An open letter to those misunderstanding #dintifada

Shufan Zhang/Staff

Dear campus community,

On Sunday night, as I launched my campaign for ASUC Senate, one of my hashtags on Facebook, #dintifada, was not received well by some students at UC Berkeley. To clear up any misunderstandings, I wanted to publicly share my thoughts on this issue.

It was not my intention to hurt my fellow classmates and peers. I want to explain my reasoning behind the hashtag, however, in the hope that you will understand there was no malice involved, but rather the opposite — I meant to spread the authentic meaning behind the word I find so inspiring.

I will start by explaining my usage of #dintifada. Breaking it down, my last name, Din, colloquially means faith, and “intifada” means uprising, resistance or rebellion. When put together, the inspiration I draw from #dintifada is a representation of a faith-filled resistance — a compassionate and resilient means of survival. In my role as a student, this translates to challenging institutions, contemporary thinking and other potential obstructions to social justice.

Furthermore, the word intifada is a representation of the Palestinian struggle, a struggle with which I have and always will stand in solidarity. The use of this word gives the Palestinian people hope, and I find it extremely disturbing that students are delegitimizing the reality Palestinians go through on a daily basis by saying this word is “triggering.” To me, this word is uplifting, it is beautiful, and it represents the struggle of all oppressed people.

It was brought to my attention, however, that some students assumed they heard me at Cafe Milano opposing the recently passed ASUC anti-Semitism bill.  I would like to reassure anyone who has a doubt that I did not speak against the passage of the anti-Semitism bill written by Student Action Senator Ori Herschmann. In fact, I was supportive of it — along with all 20 senators, including the MEMSSA-backed, independent Senator Marium Navid — and was pleased when the bill was passed, because I do not support any hate speech on this campus. To assume I am anti-Semitic because I use words that represent the Palestinian struggle is a large generalization that to its core is exclusionary of all other struggles of students on this campus.

I also find it concerning that the bill condemning anti-Semitism was vehemently defended as having no relationship to Israeli politics. Yet my hashtag, only partially in reference to the Palestinian struggle, is immediately deemed anti-Semitic. References to the state of Israel are not inherently anti-Semitic. It should be noted that the Intifada uprisings were a violent time for both Palestinians and Israelis and deserve to be appropriately mourned, but my reference to it in no way was or will be a call of hatred toward Jewish people.

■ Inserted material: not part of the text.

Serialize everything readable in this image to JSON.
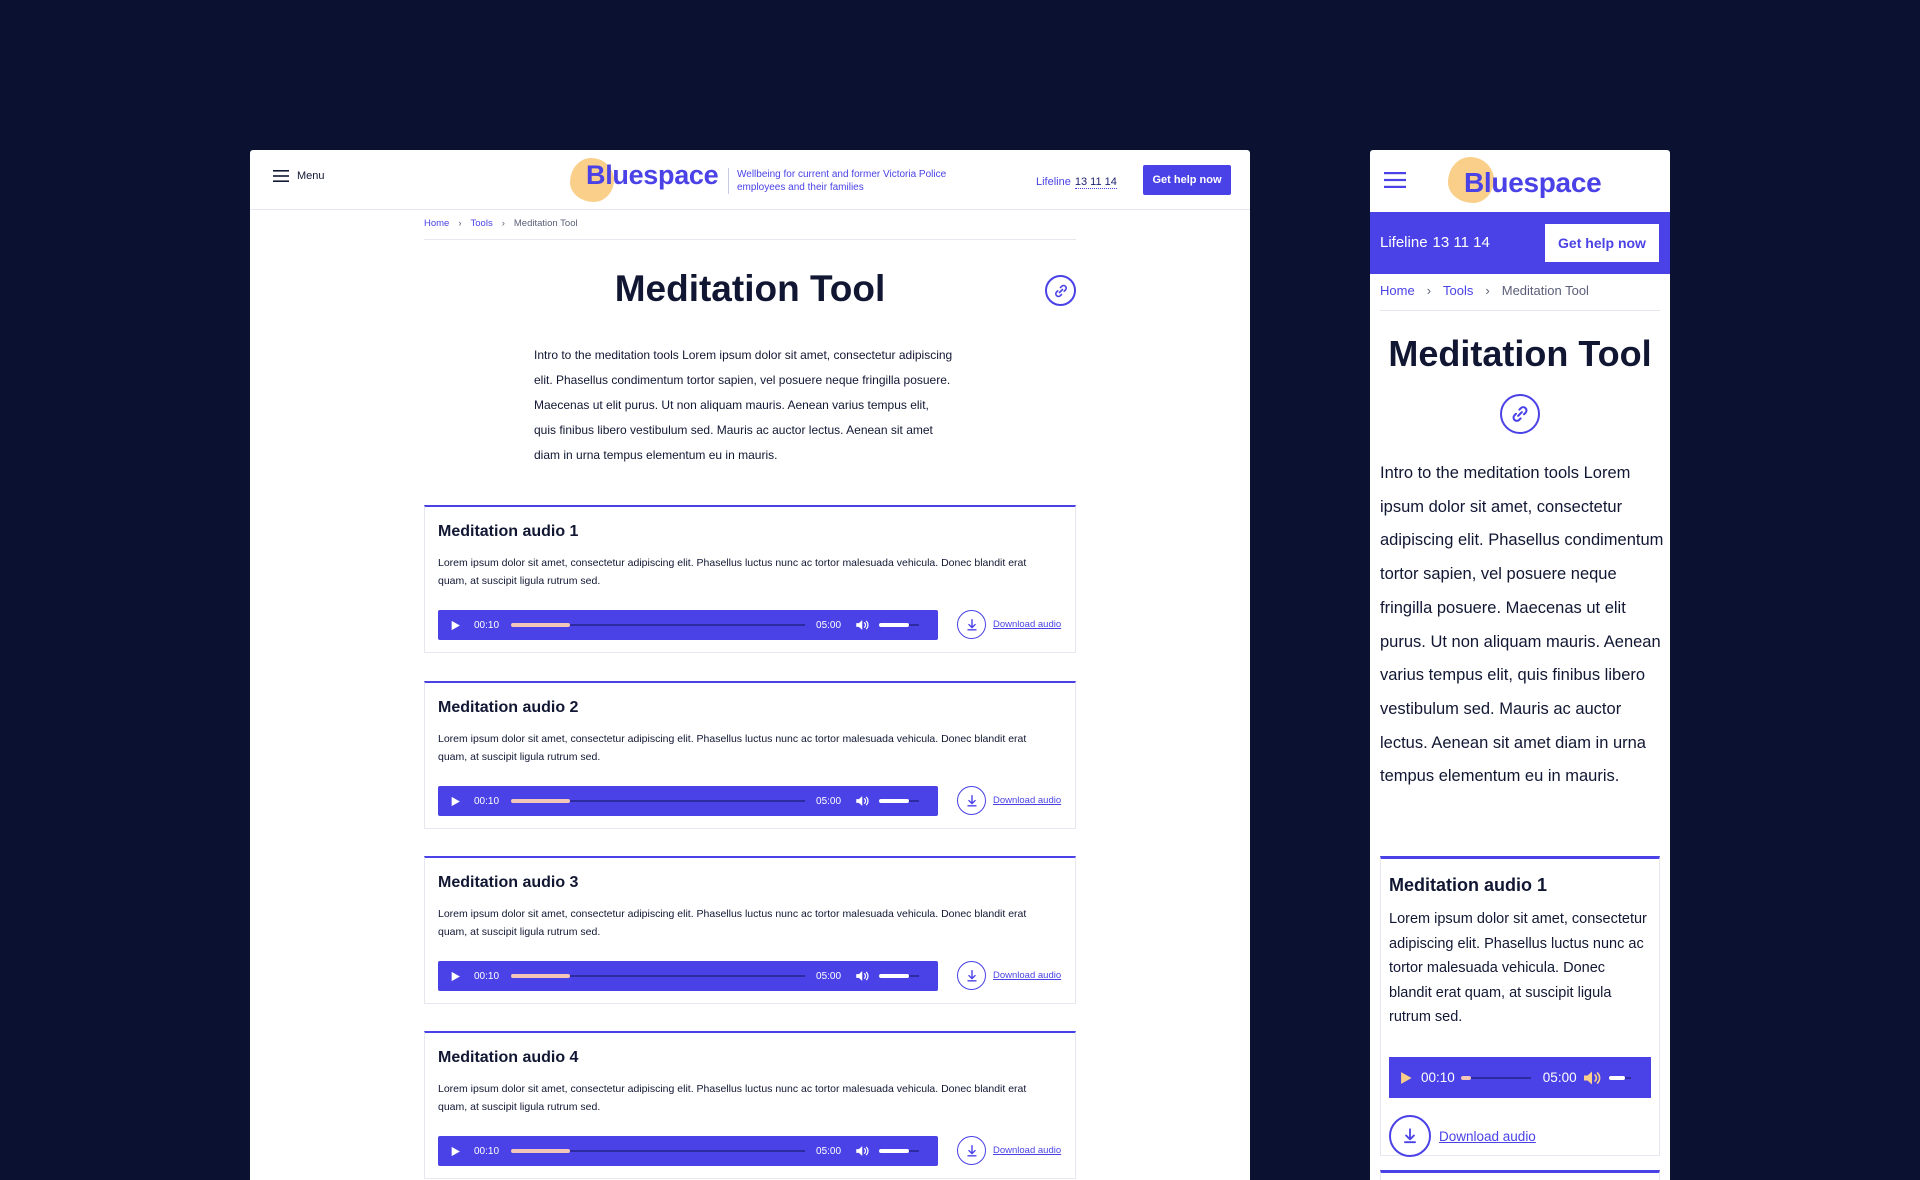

The fact that a misunderstanding over my word choice for a hashtag led to broad claims about how I am hostile or prejudiced against a particular group of people at this school speaks to issues that are rooted far beyond my candidacy in this year’s election. Because of this, I am further motivated to help foster an inclusive and transparent campus climate at UC Berkeley — one that creates dialogue instead of allegation. If elected, I will work hard to ensure that we are building cross-cultural bridges and creating a cohesive and safe community for all. As such, I hope to interact with individuals who may have perspectives that differ from mine.

Instead, I have been harassed by multiple organizations and even news websites such as TruthRevolt and the Stand With Us Campaign, calling for my expulsion and telling me to “go to school in Mecca,” among other hateful remarks. This allegation in itself is an example of the multiple layers of the inherent racism and bigotry in anti-Palestinian propaganda, in which the identities of people of color from the South and Southwest Asian and North African communities are constantly mischaracterized in attacks.

Finally, I am aware there are multiple interconnected organizations that are willing to respond to my campaign with unfounded responses. I do not appreciate or condone such remarks as an attempt to assassinate my character and defame my campaign; in fact, I see these responses as an attempt to distract from the actual issues I am trying so hard to combat and find important, as they relate to my community in addition to the greater campus community. I truly believe it is our responsibility as UC Berkeley students to engage in intellectual discourse with one another — especially about challenging topics and issues we hold near our hearts — instead of spreading divisiveness and conflict.

It highly troubles me that no students from this campus have personally reached out to me about their concerns. Although I am not in office, I would like to be as open and accessible as I can be. If you have any questions or concerns, feel free to email me at [email protected]. I am happy to meet with any concerned students on this campus and help foster a safe space for dialogue with all students here.

It is important that these issues be discussed — but for anyone to question my intentions and try to portray me as anti-Semitic or someone who practices hate mongering is absolutely unacceptable. I will not allow anyone to delegitimize the struggle of the communities I represent, and I will continue to fight for our voices to be heard on an even playing field with the utmost transparency, compassion and vigor.

Sumayyah Din is a candidate for ASUC senate.